Suppose that the mass of the part of a metal rod that lies between its left end and a point $x$ meters to the right is $3x^2$ kg. Find the linear density when $x$ is (a) 1m, (b) 2m, and (c) 3m. Where is the density highest?
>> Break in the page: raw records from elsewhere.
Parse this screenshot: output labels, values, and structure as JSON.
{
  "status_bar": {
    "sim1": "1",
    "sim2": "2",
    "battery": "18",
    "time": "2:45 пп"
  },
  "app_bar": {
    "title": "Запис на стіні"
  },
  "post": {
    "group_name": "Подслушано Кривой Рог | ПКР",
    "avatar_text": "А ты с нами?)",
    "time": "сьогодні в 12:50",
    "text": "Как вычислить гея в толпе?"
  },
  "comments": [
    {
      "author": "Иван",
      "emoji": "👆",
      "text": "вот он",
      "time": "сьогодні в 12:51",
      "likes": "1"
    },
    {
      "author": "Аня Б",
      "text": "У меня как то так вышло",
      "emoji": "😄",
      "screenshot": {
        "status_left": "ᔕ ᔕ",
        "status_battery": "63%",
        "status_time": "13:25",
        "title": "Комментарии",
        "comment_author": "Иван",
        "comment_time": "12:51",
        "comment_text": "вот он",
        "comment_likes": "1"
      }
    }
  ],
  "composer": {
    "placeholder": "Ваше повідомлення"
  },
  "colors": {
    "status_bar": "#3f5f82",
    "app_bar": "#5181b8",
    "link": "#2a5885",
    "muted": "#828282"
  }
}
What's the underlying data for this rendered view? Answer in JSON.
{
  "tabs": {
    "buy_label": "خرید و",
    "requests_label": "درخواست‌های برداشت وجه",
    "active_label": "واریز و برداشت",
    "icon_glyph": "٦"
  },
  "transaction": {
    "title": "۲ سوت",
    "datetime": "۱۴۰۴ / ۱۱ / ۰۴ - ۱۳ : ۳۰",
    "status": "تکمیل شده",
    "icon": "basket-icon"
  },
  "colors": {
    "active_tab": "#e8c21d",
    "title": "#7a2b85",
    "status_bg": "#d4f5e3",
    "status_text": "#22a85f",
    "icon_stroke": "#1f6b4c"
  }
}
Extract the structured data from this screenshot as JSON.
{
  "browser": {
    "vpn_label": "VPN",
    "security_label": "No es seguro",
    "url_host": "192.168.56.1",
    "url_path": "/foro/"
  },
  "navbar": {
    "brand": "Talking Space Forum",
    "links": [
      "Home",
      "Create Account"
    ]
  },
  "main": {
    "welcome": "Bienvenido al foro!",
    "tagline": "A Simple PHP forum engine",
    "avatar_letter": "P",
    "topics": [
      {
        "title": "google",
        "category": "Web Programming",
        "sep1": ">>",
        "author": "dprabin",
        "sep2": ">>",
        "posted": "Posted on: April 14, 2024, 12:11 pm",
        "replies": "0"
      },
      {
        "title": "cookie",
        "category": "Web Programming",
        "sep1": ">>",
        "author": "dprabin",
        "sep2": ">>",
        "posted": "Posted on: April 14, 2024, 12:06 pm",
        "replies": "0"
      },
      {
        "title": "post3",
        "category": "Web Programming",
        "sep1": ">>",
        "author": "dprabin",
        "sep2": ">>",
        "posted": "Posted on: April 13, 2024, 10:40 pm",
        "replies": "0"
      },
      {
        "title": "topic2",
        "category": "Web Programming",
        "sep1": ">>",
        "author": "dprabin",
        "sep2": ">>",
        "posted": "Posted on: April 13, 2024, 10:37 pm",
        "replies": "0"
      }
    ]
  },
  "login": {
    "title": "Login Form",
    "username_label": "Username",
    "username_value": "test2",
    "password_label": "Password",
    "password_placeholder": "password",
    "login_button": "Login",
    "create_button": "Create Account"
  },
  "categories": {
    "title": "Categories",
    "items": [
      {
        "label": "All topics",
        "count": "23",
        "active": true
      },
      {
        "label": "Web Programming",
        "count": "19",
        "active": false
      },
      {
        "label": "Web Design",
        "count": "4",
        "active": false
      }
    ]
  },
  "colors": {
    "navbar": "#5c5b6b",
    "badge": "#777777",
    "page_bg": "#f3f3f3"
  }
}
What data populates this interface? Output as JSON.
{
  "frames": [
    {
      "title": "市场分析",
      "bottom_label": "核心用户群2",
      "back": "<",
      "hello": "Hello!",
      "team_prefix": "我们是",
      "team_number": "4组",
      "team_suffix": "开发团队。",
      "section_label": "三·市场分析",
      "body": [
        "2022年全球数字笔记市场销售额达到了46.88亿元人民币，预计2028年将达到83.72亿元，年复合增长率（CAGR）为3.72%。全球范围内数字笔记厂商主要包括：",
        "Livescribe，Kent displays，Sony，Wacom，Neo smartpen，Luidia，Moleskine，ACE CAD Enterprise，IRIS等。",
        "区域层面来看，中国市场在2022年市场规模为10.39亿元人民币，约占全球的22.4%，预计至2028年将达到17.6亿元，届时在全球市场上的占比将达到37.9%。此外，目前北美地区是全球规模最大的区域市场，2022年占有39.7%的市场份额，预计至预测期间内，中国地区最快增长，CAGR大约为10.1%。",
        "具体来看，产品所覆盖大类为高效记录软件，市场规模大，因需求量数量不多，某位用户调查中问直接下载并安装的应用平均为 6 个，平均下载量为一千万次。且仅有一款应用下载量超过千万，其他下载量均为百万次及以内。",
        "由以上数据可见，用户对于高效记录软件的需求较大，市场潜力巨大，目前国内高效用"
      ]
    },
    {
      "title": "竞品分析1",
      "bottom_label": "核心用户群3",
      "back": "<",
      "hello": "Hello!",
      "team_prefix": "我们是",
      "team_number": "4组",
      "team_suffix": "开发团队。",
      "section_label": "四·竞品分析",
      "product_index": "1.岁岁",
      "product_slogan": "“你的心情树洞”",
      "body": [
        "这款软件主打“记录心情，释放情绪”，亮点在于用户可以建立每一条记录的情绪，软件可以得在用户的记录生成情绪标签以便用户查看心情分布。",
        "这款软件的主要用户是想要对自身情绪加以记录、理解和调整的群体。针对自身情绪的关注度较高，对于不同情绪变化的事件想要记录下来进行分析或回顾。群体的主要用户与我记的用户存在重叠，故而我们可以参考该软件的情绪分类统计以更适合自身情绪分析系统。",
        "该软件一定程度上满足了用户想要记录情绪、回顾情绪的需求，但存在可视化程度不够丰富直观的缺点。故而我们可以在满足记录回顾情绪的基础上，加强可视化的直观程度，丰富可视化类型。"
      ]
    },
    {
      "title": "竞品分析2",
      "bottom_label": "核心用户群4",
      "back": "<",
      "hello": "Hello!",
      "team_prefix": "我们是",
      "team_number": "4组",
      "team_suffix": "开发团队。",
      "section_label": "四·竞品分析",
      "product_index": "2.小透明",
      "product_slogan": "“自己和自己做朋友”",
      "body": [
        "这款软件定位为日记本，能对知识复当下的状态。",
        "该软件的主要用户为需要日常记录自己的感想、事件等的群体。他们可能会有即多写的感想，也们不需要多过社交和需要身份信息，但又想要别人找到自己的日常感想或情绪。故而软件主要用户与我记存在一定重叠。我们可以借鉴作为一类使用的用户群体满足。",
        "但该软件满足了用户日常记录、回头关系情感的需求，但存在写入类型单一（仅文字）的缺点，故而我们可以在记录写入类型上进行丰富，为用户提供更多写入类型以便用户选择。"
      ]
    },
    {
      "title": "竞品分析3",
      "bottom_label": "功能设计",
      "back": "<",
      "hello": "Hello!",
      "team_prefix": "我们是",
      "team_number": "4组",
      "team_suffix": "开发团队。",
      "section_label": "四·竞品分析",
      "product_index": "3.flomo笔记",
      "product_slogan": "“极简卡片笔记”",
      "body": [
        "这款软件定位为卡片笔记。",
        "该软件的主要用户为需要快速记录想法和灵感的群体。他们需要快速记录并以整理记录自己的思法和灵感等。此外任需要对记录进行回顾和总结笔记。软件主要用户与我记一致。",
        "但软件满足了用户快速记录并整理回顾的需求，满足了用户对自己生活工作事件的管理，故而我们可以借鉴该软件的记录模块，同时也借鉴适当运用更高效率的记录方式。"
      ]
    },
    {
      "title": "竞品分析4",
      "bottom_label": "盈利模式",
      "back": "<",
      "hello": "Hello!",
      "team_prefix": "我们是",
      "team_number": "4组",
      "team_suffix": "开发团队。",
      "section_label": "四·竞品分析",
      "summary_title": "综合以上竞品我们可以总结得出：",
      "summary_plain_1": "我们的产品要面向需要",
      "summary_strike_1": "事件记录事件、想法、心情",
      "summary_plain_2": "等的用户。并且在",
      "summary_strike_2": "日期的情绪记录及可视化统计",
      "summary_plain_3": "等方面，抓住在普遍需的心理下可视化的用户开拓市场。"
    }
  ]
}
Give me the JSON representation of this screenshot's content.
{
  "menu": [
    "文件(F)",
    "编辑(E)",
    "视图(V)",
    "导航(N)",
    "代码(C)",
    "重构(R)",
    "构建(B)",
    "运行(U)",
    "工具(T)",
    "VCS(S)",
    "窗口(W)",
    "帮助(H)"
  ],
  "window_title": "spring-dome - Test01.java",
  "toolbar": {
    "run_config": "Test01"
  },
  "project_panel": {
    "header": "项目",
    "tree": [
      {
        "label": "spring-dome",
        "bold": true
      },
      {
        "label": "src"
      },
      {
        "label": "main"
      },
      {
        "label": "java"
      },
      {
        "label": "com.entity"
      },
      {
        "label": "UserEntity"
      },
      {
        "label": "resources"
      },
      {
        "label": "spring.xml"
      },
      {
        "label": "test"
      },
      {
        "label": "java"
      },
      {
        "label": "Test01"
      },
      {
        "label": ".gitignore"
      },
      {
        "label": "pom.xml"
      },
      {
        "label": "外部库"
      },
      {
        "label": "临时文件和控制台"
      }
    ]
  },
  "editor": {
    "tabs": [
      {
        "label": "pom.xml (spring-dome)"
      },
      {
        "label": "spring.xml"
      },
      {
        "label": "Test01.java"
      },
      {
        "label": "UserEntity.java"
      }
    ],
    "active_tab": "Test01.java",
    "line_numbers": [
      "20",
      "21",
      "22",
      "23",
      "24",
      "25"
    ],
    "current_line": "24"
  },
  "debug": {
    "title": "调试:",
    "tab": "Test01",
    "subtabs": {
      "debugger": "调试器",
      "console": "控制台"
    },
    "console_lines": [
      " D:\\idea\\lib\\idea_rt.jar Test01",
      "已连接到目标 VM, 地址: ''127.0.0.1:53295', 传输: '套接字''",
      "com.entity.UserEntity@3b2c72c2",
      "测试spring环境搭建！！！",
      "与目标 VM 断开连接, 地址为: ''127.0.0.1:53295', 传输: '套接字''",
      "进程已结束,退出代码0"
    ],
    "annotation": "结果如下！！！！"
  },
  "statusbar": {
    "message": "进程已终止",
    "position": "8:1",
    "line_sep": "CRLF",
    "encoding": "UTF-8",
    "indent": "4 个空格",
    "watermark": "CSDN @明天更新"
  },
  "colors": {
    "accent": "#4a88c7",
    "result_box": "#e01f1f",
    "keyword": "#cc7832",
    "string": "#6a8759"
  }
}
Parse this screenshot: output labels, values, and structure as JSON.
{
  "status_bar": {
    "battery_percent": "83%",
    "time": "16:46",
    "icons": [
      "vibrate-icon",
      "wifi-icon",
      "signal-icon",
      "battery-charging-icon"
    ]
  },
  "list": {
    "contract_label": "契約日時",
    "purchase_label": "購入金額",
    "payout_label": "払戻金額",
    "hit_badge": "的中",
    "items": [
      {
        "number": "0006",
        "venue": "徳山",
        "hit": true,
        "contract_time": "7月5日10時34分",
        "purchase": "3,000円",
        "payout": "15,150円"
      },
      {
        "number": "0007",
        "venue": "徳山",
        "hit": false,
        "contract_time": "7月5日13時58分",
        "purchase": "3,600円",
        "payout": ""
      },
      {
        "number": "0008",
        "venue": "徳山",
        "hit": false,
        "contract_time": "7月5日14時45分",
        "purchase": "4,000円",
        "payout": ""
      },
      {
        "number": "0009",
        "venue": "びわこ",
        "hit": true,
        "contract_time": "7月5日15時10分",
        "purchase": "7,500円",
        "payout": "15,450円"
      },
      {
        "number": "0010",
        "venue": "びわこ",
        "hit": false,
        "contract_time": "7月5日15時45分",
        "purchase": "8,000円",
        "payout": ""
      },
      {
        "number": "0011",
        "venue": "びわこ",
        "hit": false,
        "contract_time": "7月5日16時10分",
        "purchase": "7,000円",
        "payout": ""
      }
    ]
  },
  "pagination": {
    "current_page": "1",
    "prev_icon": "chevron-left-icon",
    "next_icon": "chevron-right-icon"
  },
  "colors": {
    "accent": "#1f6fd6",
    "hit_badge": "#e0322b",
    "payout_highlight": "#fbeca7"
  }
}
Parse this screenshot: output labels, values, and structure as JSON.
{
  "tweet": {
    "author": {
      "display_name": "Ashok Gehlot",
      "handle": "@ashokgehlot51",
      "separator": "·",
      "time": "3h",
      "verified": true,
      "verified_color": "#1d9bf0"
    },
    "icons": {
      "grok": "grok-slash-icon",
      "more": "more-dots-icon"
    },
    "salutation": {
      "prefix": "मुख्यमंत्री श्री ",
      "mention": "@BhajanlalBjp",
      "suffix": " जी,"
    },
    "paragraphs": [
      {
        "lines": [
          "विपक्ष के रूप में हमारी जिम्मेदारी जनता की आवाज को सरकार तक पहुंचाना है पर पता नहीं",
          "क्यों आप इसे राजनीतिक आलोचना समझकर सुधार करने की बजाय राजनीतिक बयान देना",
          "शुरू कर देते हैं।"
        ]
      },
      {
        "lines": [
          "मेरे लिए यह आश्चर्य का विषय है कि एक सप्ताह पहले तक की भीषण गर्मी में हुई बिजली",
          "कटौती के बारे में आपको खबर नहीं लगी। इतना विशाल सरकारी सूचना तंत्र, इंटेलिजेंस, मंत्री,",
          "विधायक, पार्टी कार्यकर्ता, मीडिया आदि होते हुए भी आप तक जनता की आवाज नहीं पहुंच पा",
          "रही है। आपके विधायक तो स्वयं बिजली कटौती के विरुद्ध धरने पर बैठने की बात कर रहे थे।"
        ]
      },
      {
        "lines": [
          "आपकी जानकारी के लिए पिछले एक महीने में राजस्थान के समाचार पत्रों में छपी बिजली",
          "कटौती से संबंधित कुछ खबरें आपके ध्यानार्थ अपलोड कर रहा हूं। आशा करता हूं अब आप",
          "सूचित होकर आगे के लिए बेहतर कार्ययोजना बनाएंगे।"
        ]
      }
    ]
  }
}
Slowest?


$
\begin{equation}
\begin{aligned}
\text{Linear Density } = \frac{dm}{dx} &= 3 \frac{d}{dx}(x^2)\\
\\
\frac{dm}{dx} &= 3(2x)\\
\\
\frac{dm}{dx} &= 6x
\end{aligned}
\end{equation}
$


a.) when $x = 1m$,
$\displaystyle \frac{dm}{dx} = 6(1) = 6 \frac{\text{kg}}{\text{m}}$

b.) when $x = 2m$,
$\displaystyle \frac{dm}{dx} = 6(2) = 12 \frac{\text{kg}}{\text{m}}$

c.) when $x = 3m$,
$\displaystyle \frac{dm}{dx} = 6(3) = 18 \frac{\text{kg}}{\text{m}}$

Based from the values we obtain, the density is highest when $x = 3m$. On the other hand, the density is lowest at $x =1m$. It means that the density is highest at the right end of the rod while the density is lowest at the left end of the rod.